10. Reduce infertility prevalence by prevention and education: Some causes of infertility can be prevented. General education and healthcare prevention strategies can substantially reduce the prevalence and burden of infertility, which affects approximately 80 million women worldwide.

Prevention of infertility is essential to reduce the prevalence of infertility. Successful strategies require recognition of the different causes in urban and rural areas in different parts of the world. This variability requires different actions from one setting to another.

Education at all levels and at every opportunity is the first step in prevention. Education is needed for women to create behavior change, for providers to create practice change, and for policy makers to create beneficial health and social policy.

In the developing world, infertility is commonly secondary to puerperal infection, STIs or other disease. Education, programmes and medical treatment to prevent these diseases are needed.

In developed countries, infertility is commonly associated with delayed childbearing. Education about reproductive health aging and better social support systems are needed to deal with these causes of infertility.

Provision of prevention services, such as screening for STIs, antenatal programmes and healthy motherhood programmes, should be a core component in health policy in all countries.

Providers and other professionals in fertility/infertility programmes should enable and support implementation of education programmes for the public, for providers and for policy makers. They can do this by making themselves aware of available resources. These include personnel, organizations, programmes and financial resources. Where appropriate, simple targets and indicators should be used to maintain clarity and focus so that progress can be measured.

Throughout the world, the major barrier to infertility care is cost. This is likely the most important barrier limiting access to safe and effective fertility treatment globally.
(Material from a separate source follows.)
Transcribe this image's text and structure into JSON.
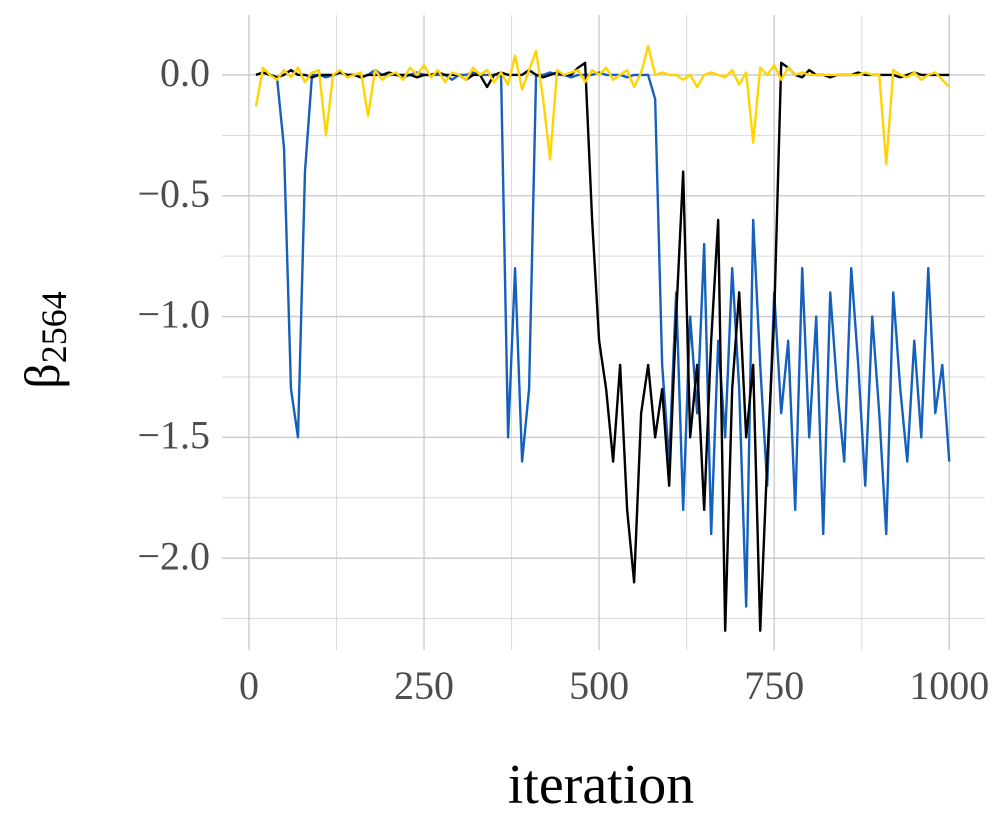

The burden of infertility can only be reduced by increased social acceptance of the need to support infertility treatment financially either through government or private health insurance.

The second major barrier to access to infertility diagnosis and treatment is ignorance in the general population about infertility, and the resultant lack of financial and societal support. This causes many infertile people to suffer in emotional isolation without access to familial or societal understanding or support.

It is imperative, therefore, to provide public education and other programmes that can help society understand infertility better. This requires that clear, accessible and consistent information about infertility be communicated to the media through professional groups and government. This is necessary to generate more support for the many actions that can help reduce the global burden of infertility.